Pubblicato il 30 gennaio 2013 · In Articoli, In evidenza

di Nunzia Catalfo, Titta Prato e Alfio Mazza, candidati al Senato

La storia recente ci ha insegnato che tutto è possibile. Chi avrebbe immaginato un anno fa che il M5S sarebbe diventato il primo soggetto politico in Sicilia con 15 deputati; e che questi avrebbero davvero restituito il 70% del loro stipendio, creando un fondo di microcredito per le imprese o che si sarebbe finalmente detto no al Ponte sullo Stretto.

Sulla scia di questo cammino rivoluzionario, il M5S vuole continuare con la sua azione. Al Parlamento Nazionale, di concerto con i nostri 15 deputati all’Ars, ci batteremo per tutelare le istanze delle imprese e delle famiglie siciliane, proponendo di dare attuazione al principìo sancito dall’art. 37 dello Statuto Siciliano -i tributi restino in Sicilia- e mortificato dalla riforma tributaria, prevista dalla legge delega 825/1972 e dai successivi indirizzi politici.

La Sicilia soffre e paga. Stiamo parlando (soprattutto) del decennale inquinamento causato da pozzi petroliferi e da raffinerie regionali che lasciano poco o nulla alla nostra terra martoriata.
E tutto questo senza sconto alcuno. Il costo del carburante, infatti, continua ad essere il più elevato d’Italia, malgrado vengano raffinati il 60% dei carburanti di tutta Italia.

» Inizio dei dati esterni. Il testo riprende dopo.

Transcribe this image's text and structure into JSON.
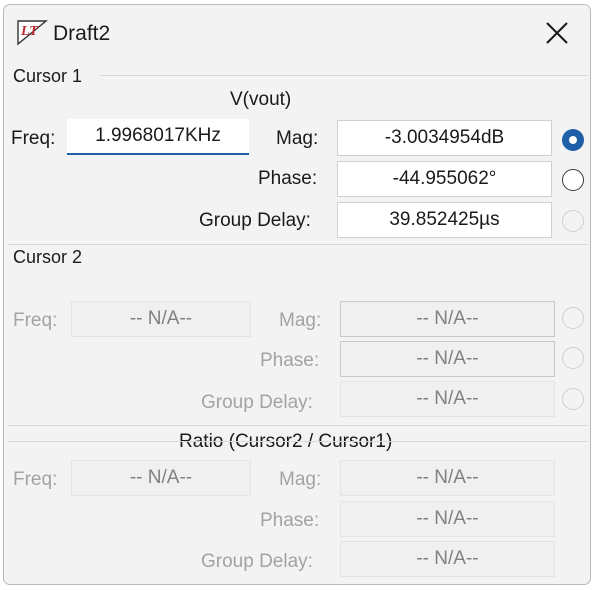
{
  "window": {
    "title": "Draft2",
    "app_icon": "ltspice-logo-icon",
    "close_icon": "close-icon"
  },
  "cursor1": {
    "section_label": "Cursor 1",
    "trace": "V(vout)",
    "freq_label": "Freq:",
    "freq_value": "1.9968017KHz",
    "mag_label": "Mag:",
    "mag_value": "-3.0034954dB",
    "phase_label": "Phase:",
    "phase_value": "-44.955062°",
    "gd_label": "Group Delay:",
    "gd_value": "39.852425µs",
    "selected_radio": "mag"
  },
  "cursor2": {
    "section_label": "Cursor 2",
    "freq_label": "Freq:",
    "freq_value": "-- N/A--",
    "mag_label": "Mag:",
    "mag_value": "-- N/A--",
    "phase_label": "Phase:",
    "phase_value": "-- N/A--",
    "gd_label": "Group Delay:",
    "gd_value": "-- N/A--"
  },
  "ratio": {
    "title": "Ratio (Cursor2 / Cursor1)",
    "freq_label": "Freq:",
    "freq_value": "-- N/A--",
    "mag_label": "Mag:",
    "mag_value": "-- N/A--",
    "phase_label": "Phase:",
    "phase_value": "-- N/A--",
    "gd_label": "Group Delay:",
    "gd_value": "-- N/A--"
  },
  "colors": {
    "accent": "#1f5fa8",
    "background": "#f3f3f3",
    "disabled_text": "#a3a3a3"
  }
}
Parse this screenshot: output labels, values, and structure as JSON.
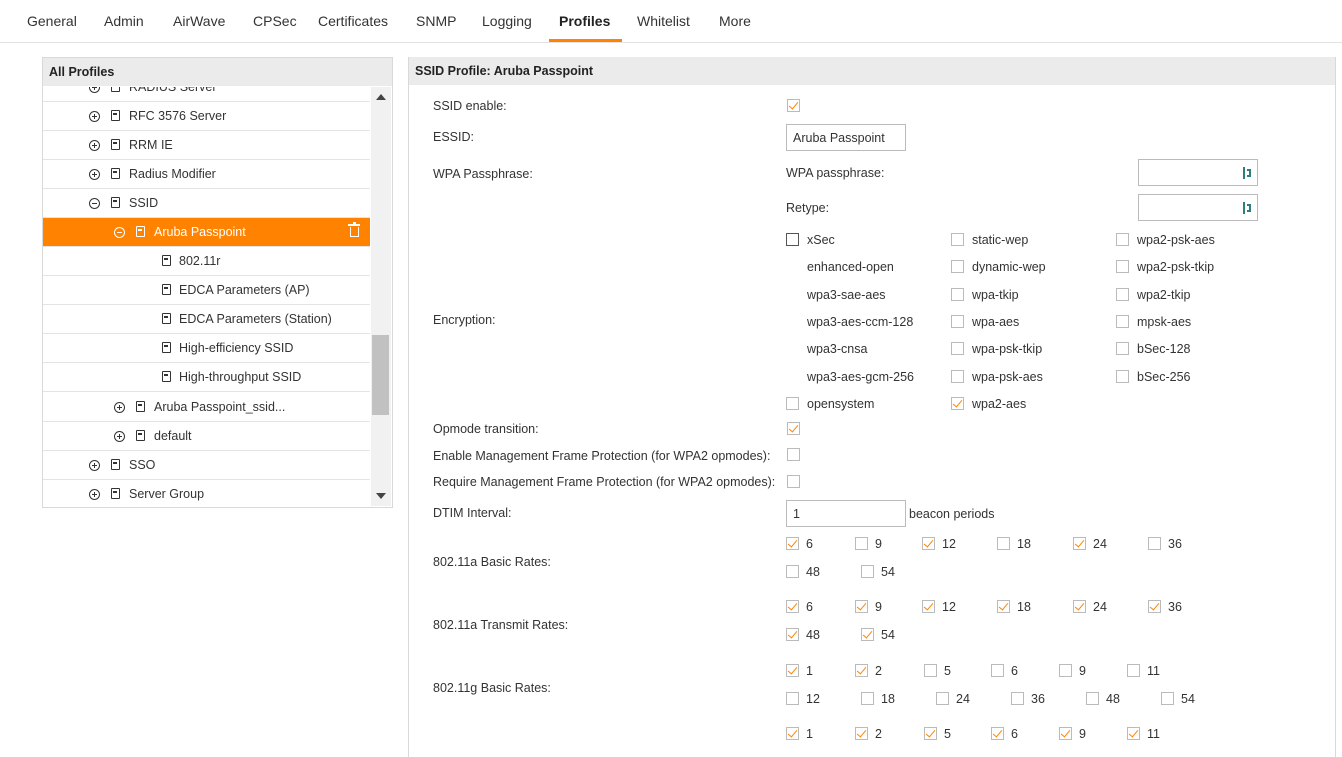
{
  "tabs": [
    "General",
    "Admin",
    "AirWave",
    "CPSec",
    "Certificates",
    "SNMP",
    "Logging",
    "Profiles",
    "Whitelist",
    "More"
  ],
  "active_tab": "Profiles",
  "colors": {
    "accent": "#ff8300",
    "check": "#ff8300",
    "panel_header": "#ebebeb"
  },
  "left_panel": {
    "title": "All Profiles",
    "tree": [
      {
        "label": "RADIUS Server",
        "expander": "plus",
        "partial": true
      },
      {
        "label": "RFC 3576 Server",
        "expander": "plus"
      },
      {
        "label": "RRM IE",
        "expander": "plus"
      },
      {
        "label": "Radius Modifier",
        "expander": "plus"
      },
      {
        "label": "SSID",
        "expander": "minus"
      },
      {
        "label": "Aruba Passpoint",
        "expander": "minus",
        "selected": true
      },
      {
        "label": "802.11r",
        "expander": "none"
      },
      {
        "label": "EDCA Parameters (AP)",
        "expander": "none"
      },
      {
        "label": "EDCA Parameters (Station)",
        "expander": "none"
      },
      {
        "label": "High-efficiency SSID",
        "expander": "none"
      },
      {
        "label": "High-throughput SSID",
        "expander": "none"
      },
      {
        "label": "Aruba Passpoint_ssid...",
        "expander": "plus"
      },
      {
        "label": "default",
        "expander": "plus"
      },
      {
        "label": "SSO",
        "expander": "plus"
      },
      {
        "label": "Server Group",
        "expander": "plus"
      }
    ]
  },
  "right_panel": {
    "title": "SSID Profile: Aruba Passpoint",
    "ssid_enable": {
      "label": "SSID enable:",
      "checked": true
    },
    "essid": {
      "label": "ESSID:",
      "value": "Aruba Passpoint"
    },
    "wpa": {
      "label": "WPA Passphrase:",
      "passphrase_label": "WPA passphrase:",
      "retype_label": "Retype:"
    },
    "encryption": {
      "label": "Encryption:",
      "options": [
        {
          "name": "xSec",
          "has_checkbox": true,
          "checked": false
        },
        {
          "name": "static-wep",
          "has_checkbox": true,
          "checked": false
        },
        {
          "name": "wpa2-psk-aes",
          "has_checkbox": true,
          "checked": false
        },
        {
          "name": "enhanced-open",
          "has_checkbox": false,
          "checked": false
        },
        {
          "name": "dynamic-wep",
          "has_checkbox": true,
          "checked": false
        },
        {
          "name": "wpa2-psk-tkip",
          "has_checkbox": true,
          "checked": false
        },
        {
          "name": "wpa3-sae-aes",
          "has_checkbox": false,
          "checked": false
        },
        {
          "name": "wpa-tkip",
          "has_checkbox": true,
          "checked": false
        },
        {
          "name": "wpa2-tkip",
          "has_checkbox": true,
          "checked": false
        },
        {
          "name": "wpa3-aes-ccm-128",
          "has_checkbox": false,
          "checked": false
        },
        {
          "name": "wpa-aes",
          "has_checkbox": true,
          "checked": false
        },
        {
          "name": "mpsk-aes",
          "has_checkbox": true,
          "checked": false
        },
        {
          "name": "wpa3-cnsa",
          "has_checkbox": false,
          "checked": false
        },
        {
          "name": "wpa-psk-tkip",
          "has_checkbox": true,
          "checked": false
        },
        {
          "name": "bSec-128",
          "has_checkbox": true,
          "checked": false
        },
        {
          "name": "wpa3-aes-gcm-256",
          "has_checkbox": false,
          "checked": false
        },
        {
          "name": "wpa-psk-aes",
          "has_checkbox": true,
          "checked": false
        },
        {
          "name": "bSec-256",
          "has_checkbox": true,
          "checked": false
        },
        {
          "name": "opensystem",
          "has_checkbox": true,
          "checked": false
        },
        {
          "name": "wpa2-aes",
          "has_checkbox": true,
          "checked": true
        }
      ]
    },
    "opmode_transition": {
      "label": "Opmode transition:",
      "checked": true
    },
    "mfp_enable": {
      "label": "Enable Management Frame Protection (for WPA2 opmodes):",
      "checked": false
    },
    "mfp_require": {
      "label": "Require Management Frame Protection (for WPA2 opmodes):",
      "checked": false
    },
    "dtim": {
      "label": "DTIM Interval:",
      "value": "1",
      "suffix": "beacon periods"
    },
    "a_basic": {
      "label": "802.11a Basic Rates:",
      "rates": [
        {
          "v": "6",
          "c": true
        },
        {
          "v": "9",
          "c": false
        },
        {
          "v": "12",
          "c": true
        },
        {
          "v": "18",
          "c": false
        },
        {
          "v": "24",
          "c": true
        },
        {
          "v": "36",
          "c": false
        },
        {
          "v": "48",
          "c": false
        },
        {
          "v": "54",
          "c": false
        }
      ]
    },
    "a_tx": {
      "label": "802.11a Transmit Rates:",
      "rates": [
        {
          "v": "6",
          "c": true
        },
        {
          "v": "9",
          "c": true
        },
        {
          "v": "12",
          "c": true
        },
        {
          "v": "18",
          "c": true
        },
        {
          "v": "24",
          "c": true
        },
        {
          "v": "36",
          "c": true
        },
        {
          "v": "48",
          "c": true
        },
        {
          "v": "54",
          "c": true
        }
      ]
    },
    "g_basic": {
      "label": "802.11g Basic Rates:",
      "rates": [
        {
          "v": "1",
          "c": true
        },
        {
          "v": "2",
          "c": true
        },
        {
          "v": "5",
          "c": false
        },
        {
          "v": "6",
          "c": false
        },
        {
          "v": "9",
          "c": false
        },
        {
          "v": "11",
          "c": false
        },
        {
          "v": "12",
          "c": false
        },
        {
          "v": "18",
          "c": false
        },
        {
          "v": "24",
          "c": false
        },
        {
          "v": "36",
          "c": false
        },
        {
          "v": "48",
          "c": false
        },
        {
          "v": "54",
          "c": false
        }
      ]
    },
    "g_tx": {
      "rates": [
        {
          "v": "1",
          "c": true
        },
        {
          "v": "2",
          "c": true
        },
        {
          "v": "5",
          "c": true
        },
        {
          "v": "6",
          "c": true
        },
        {
          "v": "9",
          "c": true
        },
        {
          "v": "11",
          "c": true
        }
      ]
    }
  }
}
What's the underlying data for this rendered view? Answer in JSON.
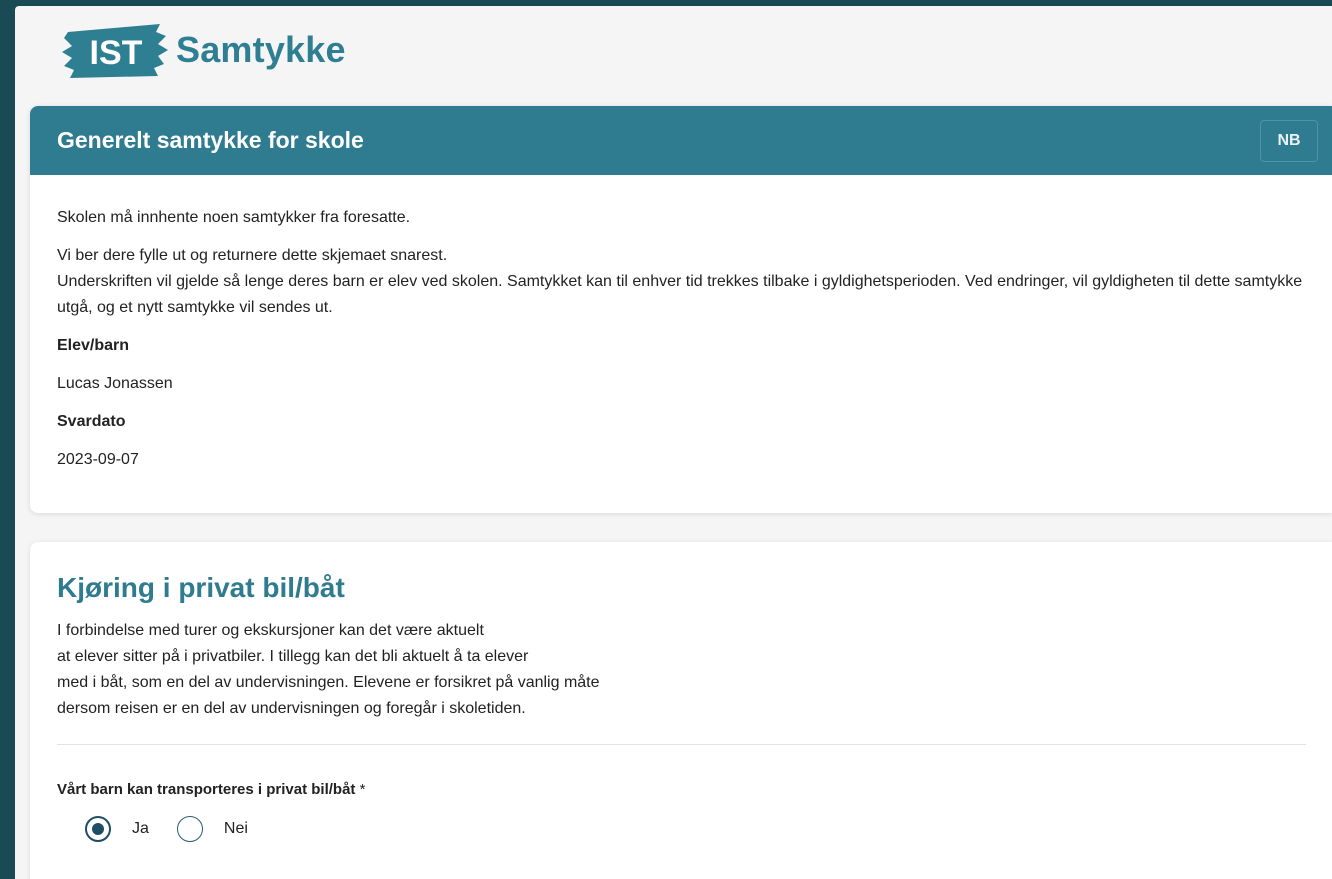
{
  "app": {
    "logo_text": "IST",
    "name": "Samtykke"
  },
  "consent_card": {
    "title": "Generelt samtykke for skole",
    "language_button": "NB",
    "paragraph1": "Skolen må innhente noen samtykker fra foresatte.",
    "paragraph2_line1": "Vi ber dere fylle ut og returnere dette skjemaet snarest.",
    "paragraph2_line2": "Underskriften vil gjelde så lenge deres barn er elev ved skolen. Samtykket kan til enhver tid trekkes tilbake i gyldighetsperioden. Ved endringer, vil gyldigheten til dette samtykke utgå, og et nytt samtykke vil sendes ut.",
    "student_label": "Elev/barn",
    "student_name": "Lucas Jonassen",
    "reply_date_label": "Svardato",
    "reply_date": "2023-09-07"
  },
  "section": {
    "title": "Kjøring i privat bil/båt",
    "text_line1": "I forbindelse med turer og ekskursjoner kan det være aktuelt",
    "text_line2": "at elever sitter på i privatbiler. I tillegg kan det bli aktuelt å ta elever",
    "text_line3": "med i båt, som en del av undervisningen. Elevene er forsikret på vanlig måte",
    "text_line4": "dersom reisen er en del av undervisningen og foregår i skoletiden.",
    "question": "Vårt barn kan transporteres i privat bil/båt",
    "required_mark": "*",
    "options": [
      {
        "label": "Ja",
        "selected": true
      },
      {
        "label": "Nei",
        "selected": false
      }
    ]
  },
  "colors": {
    "brand": "#2f7b90",
    "frame": "#1a4b55",
    "radio": "#1f4d63"
  }
}
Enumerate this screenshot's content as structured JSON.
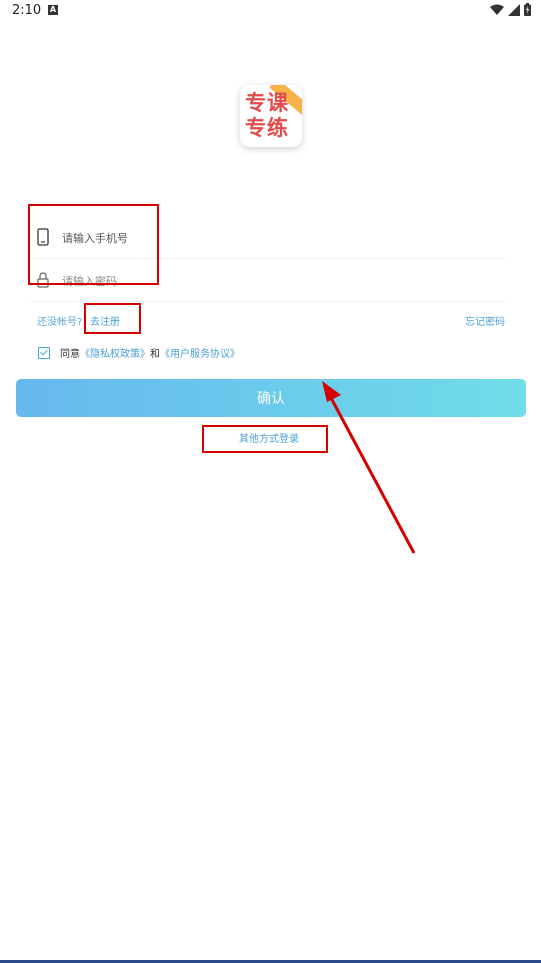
{
  "status_bar": {
    "time": "2:10",
    "notification_badge": "A"
  },
  "logo": {
    "text_line1": "专课",
    "text_line2": "专练"
  },
  "login_form": {
    "phone_placeholder": "请输入手机号",
    "password_placeholder": "请输入密码",
    "no_account_text": "还没帐号?",
    "register_label": "去注册",
    "forgot_password_label": "忘记密码",
    "agree_prefix": "同意",
    "privacy_policy_label": "《隐私权政策》",
    "agree_and": "和",
    "user_agreement_label": "《用户服务协议》",
    "confirm_label": "确认",
    "other_login_label": "其他方式登录"
  },
  "colors": {
    "accent": "#4a9fd6",
    "button_gradient_start": "#66b8ef",
    "button_gradient_end": "#70dde8",
    "annotation": "#d40000",
    "logo_text": "#e24b4b"
  },
  "icons": [
    "phone-icon",
    "lock-icon",
    "checkbox-checked-icon",
    "wifi-icon",
    "signal-icon",
    "battery-icon"
  ]
}
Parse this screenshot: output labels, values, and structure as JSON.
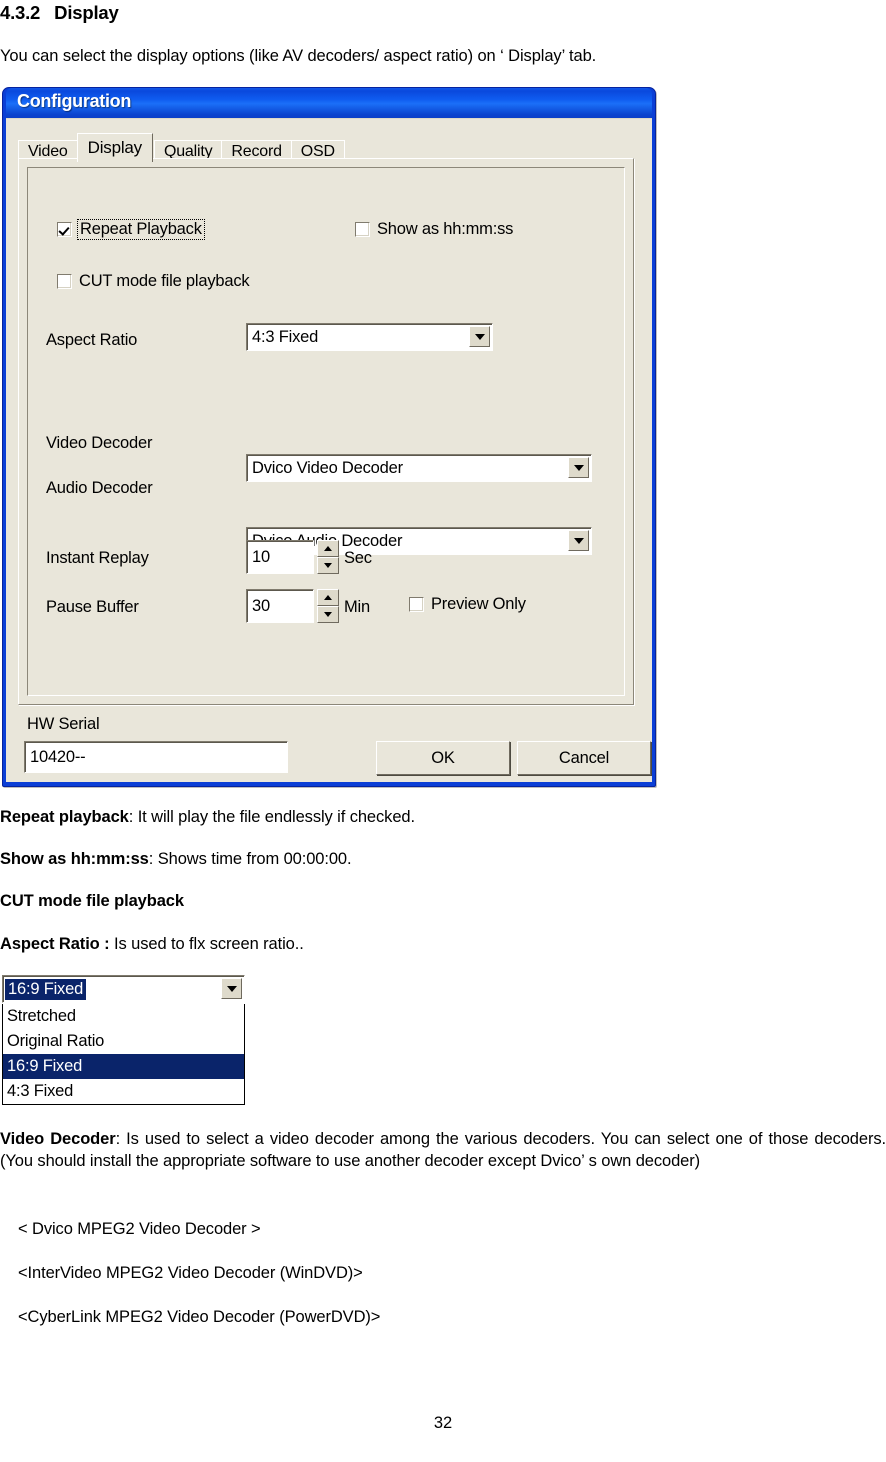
{
  "document": {
    "heading": {
      "number": "4.3.2",
      "title": "Display"
    },
    "intro": "You can select the display options (like AV decoders/ aspect ratio) on ‘ Display’  tab.",
    "notes": [
      {
        "term": "Repeat playback",
        "text": ": It will play the file endlessly if checked."
      },
      {
        "term": "Show as hh:mm:ss",
        "text": ": Shows time from 00:00:00."
      },
      {
        "term": "CUT mode file playback",
        "text": ""
      },
      {
        "term": "Aspect Ratio : ",
        "text": "Is used to flx screen ratio.."
      }
    ],
    "video_decoder_note": {
      "term": "Video Decoder",
      "text": ": Is used to select a video decoder among the various decoders. You can select one of those decoders. (You should install the appropriate software to use another decoder except Dvico’ s own decoder)"
    },
    "decoder_list": [
      "< Dvico MPEG2 Video Decoder >",
      "<InterVideo MPEG2 Video Decoder (WinDVD)>",
      "<CyberLink MPEG2 Video Decoder (PowerDVD)>"
    ],
    "page_number": "32"
  },
  "dialog": {
    "title": "Configuration",
    "tabs": [
      {
        "label": "Video",
        "active": false
      },
      {
        "label": "Display",
        "active": true
      },
      {
        "label": "Quality",
        "active": false
      },
      {
        "label": "Record",
        "active": false
      },
      {
        "label": "OSD",
        "active": false
      }
    ],
    "checkboxes": {
      "repeat_playback": {
        "label": "Repeat Playback",
        "checked": true,
        "focused": true
      },
      "show_as_hhmmss": {
        "label": "Show as hh:mm:ss",
        "checked": false
      },
      "cut_mode_file_playback": {
        "label": "CUT mode file playback",
        "checked": false
      },
      "preview_only": {
        "label": "Preview Only",
        "checked": false
      }
    },
    "fields": {
      "aspect_ratio": {
        "label": "Aspect Ratio",
        "value": "4:3 Fixed"
      },
      "video_decoder": {
        "label": "Video Decoder",
        "value": "Dvico Video Decoder"
      },
      "audio_decoder": {
        "label": "Audio Decoder",
        "value": "Dvico Audio Decoder"
      },
      "instant_replay": {
        "label": "Instant Replay",
        "value": "10",
        "unit": "Sec"
      },
      "pause_buffer": {
        "label": "Pause Buffer",
        "value": "30",
        "unit": "Min"
      },
      "hw_serial": {
        "label": "HW Serial",
        "value": "10420--"
      }
    },
    "buttons": {
      "ok": "OK",
      "cancel": "Cancel"
    },
    "colors": {
      "titlebar_blue": "#0f5cf0",
      "frame_blue": "#0b3fd6",
      "client_face": "#e9e6da",
      "highlight_navy": "#0a246a"
    }
  },
  "aspect_dropdown": {
    "selected": "16:9 Fixed",
    "options": [
      "Stretched",
      "Original Ratio",
      "16:9 Fixed",
      "4:3 Fixed"
    ]
  }
}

La nostra proposta è semplice: i tributi versati da chi produce in Sicilia devono restare alla Regione. Questo lo dice il nostro Statuto ed è quanto i cittadini siciliani, stanchi di promesse mai attuate, richiedono da anni.

Per questo motivo, faremo valere come decisivo, e quale presupposto d’imposta, il luogo fisico in cui dovrebbe avvenire l’operazione contabile della riscossione, ossia il territorio siciliano. Poco importa se la sede legale dell’azienda è sita in un’altra Regione.

Per anni i politici ci hanno ingannati. Nel mutato contesto socio-economico, oggi il legislatore nazionale deve essere chiamato ad adeguare il principio di capacità contributiva con le norme statutarie e attuative siciliane, recuperandone il contenuto sostanziale, ossia territorialità dell’imposta (art. 37 dello Statuto Siciliano).

Ci vediamo in Parlamento sarà un piacere.